ATI RN
ATI RN Exit Exam 2023
1. When managing blood pressure at home, which statement by the client indicates an understanding of the teaching provided by a nurse for hypertension?
- A. I will take my medication only when I feel dizzy.
- B. I will check my blood pressure at least once a week.
- C. I will stop taking my medication once my blood pressure is within normal range.
- D. I will sit quietly for 5 minutes before measuring my blood pressure.
Correct answer: D
Rationale: The correct answer is D because sitting quietly for 5 minutes before measuring blood pressure ensures an accurate reading and helps monitor hypertension. Choice A is incorrect as medications for hypertension should be taken as prescribed, not based on symptoms like dizziness. Choice B is not ideal as blood pressure should be checked more frequently, preferably daily. Choice C is incorrect as stopping medication abruptly once blood pressure is normal can lead to rebound hypertension.
2. What is the most important nursing intervention for a patient experiencing an acute asthma attack?
- A. Administer bronchodilators
- B. Provide supplemental oxygen
- C. Start IV fluids
- D. Monitor oxygen saturation
Correct answer: A
Rationale: The correct answer is to administer bronchodilators. During an acute asthma attack, bronchodilators like albuterol are crucial to help dilate the airways and improve breathing. Providing supplemental oxygen (Choice B) may be necessary but is not the priority intervention. Starting IV fluids (Choice C) and monitoring oxygen saturation (Choice D) are important aspects of care but are not the most critical interventions during an acute asthma attack.
3. A client is 4 hours postpartum. Which of the following interventions should be implemented to prevent postpartum hemorrhage?
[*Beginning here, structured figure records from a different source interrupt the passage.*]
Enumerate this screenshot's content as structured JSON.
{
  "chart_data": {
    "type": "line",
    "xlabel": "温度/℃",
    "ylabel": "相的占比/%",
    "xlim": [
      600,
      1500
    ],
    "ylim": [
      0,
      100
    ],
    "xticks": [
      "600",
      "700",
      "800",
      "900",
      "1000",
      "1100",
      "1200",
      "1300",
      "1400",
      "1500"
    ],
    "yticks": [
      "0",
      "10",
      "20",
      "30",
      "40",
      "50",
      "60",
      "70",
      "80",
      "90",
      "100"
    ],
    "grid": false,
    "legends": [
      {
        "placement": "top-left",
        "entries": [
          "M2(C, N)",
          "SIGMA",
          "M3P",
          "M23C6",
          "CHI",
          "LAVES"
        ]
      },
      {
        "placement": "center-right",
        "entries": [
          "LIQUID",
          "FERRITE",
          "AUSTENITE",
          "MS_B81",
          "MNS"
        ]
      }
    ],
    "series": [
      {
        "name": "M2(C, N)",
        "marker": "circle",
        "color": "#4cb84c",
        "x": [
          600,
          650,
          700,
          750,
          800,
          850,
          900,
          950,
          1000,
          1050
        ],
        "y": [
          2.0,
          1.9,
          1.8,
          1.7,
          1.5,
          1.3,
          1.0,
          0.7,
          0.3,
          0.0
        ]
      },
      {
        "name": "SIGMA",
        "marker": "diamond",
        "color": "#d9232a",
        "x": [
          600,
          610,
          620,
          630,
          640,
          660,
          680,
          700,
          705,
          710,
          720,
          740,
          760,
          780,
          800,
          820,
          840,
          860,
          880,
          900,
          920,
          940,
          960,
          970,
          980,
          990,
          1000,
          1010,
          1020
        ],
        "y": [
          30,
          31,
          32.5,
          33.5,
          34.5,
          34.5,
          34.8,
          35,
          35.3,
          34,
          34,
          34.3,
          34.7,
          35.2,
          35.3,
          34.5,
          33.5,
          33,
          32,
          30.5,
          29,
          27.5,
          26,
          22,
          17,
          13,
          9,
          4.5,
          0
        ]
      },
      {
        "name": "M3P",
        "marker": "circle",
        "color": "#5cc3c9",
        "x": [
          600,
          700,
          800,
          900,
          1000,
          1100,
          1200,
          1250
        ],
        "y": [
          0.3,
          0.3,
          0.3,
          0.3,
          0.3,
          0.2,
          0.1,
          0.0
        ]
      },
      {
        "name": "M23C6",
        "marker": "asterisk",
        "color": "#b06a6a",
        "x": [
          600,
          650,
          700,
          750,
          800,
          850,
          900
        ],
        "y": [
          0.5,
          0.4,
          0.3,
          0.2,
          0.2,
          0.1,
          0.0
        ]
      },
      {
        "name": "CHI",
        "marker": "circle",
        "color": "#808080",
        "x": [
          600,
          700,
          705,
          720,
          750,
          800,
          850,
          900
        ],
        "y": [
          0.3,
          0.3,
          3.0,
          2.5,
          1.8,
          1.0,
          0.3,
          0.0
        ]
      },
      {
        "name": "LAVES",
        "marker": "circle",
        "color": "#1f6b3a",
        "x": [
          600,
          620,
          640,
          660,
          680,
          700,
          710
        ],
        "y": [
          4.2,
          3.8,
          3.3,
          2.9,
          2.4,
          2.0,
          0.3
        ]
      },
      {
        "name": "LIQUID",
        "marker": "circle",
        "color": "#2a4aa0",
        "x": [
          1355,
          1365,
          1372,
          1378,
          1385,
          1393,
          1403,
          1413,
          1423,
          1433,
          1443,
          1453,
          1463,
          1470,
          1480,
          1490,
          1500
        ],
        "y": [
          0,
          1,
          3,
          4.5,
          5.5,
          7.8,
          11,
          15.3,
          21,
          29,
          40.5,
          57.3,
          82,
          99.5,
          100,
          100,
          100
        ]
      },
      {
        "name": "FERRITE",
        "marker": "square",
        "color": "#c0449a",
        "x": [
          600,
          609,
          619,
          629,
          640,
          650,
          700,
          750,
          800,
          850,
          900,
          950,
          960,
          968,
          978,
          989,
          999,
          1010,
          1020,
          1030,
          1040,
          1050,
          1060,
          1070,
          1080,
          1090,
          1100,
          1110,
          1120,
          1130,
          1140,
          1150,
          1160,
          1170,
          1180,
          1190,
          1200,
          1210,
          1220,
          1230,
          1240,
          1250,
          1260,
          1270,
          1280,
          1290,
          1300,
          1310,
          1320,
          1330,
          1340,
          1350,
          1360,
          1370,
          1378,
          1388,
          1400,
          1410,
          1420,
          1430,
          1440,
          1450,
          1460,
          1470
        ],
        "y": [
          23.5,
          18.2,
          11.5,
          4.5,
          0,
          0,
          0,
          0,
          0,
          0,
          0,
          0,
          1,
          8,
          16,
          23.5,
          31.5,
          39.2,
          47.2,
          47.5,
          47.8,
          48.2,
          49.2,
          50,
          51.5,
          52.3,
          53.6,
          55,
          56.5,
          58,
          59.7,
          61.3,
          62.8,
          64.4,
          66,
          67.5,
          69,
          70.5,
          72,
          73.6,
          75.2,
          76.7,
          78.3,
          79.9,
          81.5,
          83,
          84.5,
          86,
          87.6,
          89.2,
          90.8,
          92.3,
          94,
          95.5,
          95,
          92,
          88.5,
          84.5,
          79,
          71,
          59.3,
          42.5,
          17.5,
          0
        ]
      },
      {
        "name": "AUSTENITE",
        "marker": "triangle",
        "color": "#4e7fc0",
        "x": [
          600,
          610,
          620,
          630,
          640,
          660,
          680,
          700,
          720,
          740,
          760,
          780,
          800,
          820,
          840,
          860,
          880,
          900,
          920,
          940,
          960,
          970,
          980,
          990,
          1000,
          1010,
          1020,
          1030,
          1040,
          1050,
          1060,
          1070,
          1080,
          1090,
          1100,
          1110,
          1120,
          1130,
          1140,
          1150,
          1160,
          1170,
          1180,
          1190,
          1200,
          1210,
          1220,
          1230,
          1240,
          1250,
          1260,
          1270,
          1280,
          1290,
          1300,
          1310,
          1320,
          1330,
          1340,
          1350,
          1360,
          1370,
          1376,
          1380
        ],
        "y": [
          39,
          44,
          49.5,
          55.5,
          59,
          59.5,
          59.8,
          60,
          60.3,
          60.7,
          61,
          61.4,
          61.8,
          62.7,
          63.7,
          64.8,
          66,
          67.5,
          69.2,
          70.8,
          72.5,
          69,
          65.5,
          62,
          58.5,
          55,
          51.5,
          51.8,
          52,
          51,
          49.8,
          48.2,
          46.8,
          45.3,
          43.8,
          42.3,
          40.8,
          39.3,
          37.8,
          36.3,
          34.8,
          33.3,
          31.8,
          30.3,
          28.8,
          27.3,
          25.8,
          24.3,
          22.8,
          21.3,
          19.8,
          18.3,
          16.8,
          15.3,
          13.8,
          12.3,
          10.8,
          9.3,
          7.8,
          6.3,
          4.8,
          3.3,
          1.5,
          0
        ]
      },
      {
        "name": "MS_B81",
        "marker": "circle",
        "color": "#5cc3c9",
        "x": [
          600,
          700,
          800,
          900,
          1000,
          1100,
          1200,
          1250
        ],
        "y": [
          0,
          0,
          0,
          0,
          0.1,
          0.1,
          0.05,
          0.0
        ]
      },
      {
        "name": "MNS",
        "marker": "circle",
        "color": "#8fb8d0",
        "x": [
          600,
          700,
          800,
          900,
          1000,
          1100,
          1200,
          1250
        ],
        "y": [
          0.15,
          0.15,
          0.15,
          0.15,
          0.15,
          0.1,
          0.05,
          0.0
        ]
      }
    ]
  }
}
- A. Monitor for signs of infection.
- B. Massage the uterus every 4 hours.
- C. Apply ice packs to the perineum.
- D. Administer methylergonovine IM.
Correct answer: D
Rationale: Administering methylergonovine intramuscularly helps contract the uterus, reducing the risk of postpartum hemorrhage. Monitoring for signs of infection (Choice A) is important but not directly related to preventing postpartum hemorrhage. Uterine massage (Choice B) is beneficial to prevent uterine atony, but methylergonovine is a more specific intervention to prevent hemorrhage. Applying ice packs to the perineum (Choice C) is helpful for perineal pain and swelling, not for preventing postpartum hemorrhage.
4. A client has a nasogastric tube and is receiving intermittent enteral feedings. Which of the following actions should the nurse take to prevent aspiration?
- A. Administer a bolus feeding over 10 minutes.
- B. Elevate the head of the bed to 45 degrees during feedings.
- C. Flush the tube with 10 mL of sterile water before feedings.
- D. Position the client on the left side during feedings.
Correct answer: B
Rationale: To prevent aspiration in clients with a nasogastric tube receiving intermittent enteral feedings, the nurse should elevate the head of the bed to 45 degrees during feedings. This position helps reduce the risk of regurgitation and aspiration of the feeding contents. Administering a bolus feeding over 10 minutes (choice A) may not prevent aspiration as effectively as elevating the head of the bed. Flushing the tube with sterile water before feedings (choice C) is important for tube patency but does not directly prevent aspiration. Positioning the client on the left side during feedings (choice D) is not the recommended action to prevent aspiration; elevating the head of the bed is more effective.
5. A client has deep vein thrombosis (DVT). Which of the following actions should the nurse take?
- A. Administer thrombolytics as prescribed.
- B. Massage the affected extremity every 2 hours.
- C. Apply warm compresses to the affected extremity.
- D. Place the client in a supine position with the legs elevated.
Correct answer: C
Rationale: The correct action for a nurse caring for a client with deep vein thrombosis (DVT) is to apply warm compresses to the affected extremity. Warm compresses help reduce swelling and pain in clients with DVT. Administering thrombolytics (Choice A) is not typically done without specific orders due to the risk of bleeding. Massaging the affected extremity (Choice B) can dislodge blood clots and lead to complications. Placing the client in a supine position with the legs elevated (Choice D) may increase the risk of clot dislodgment.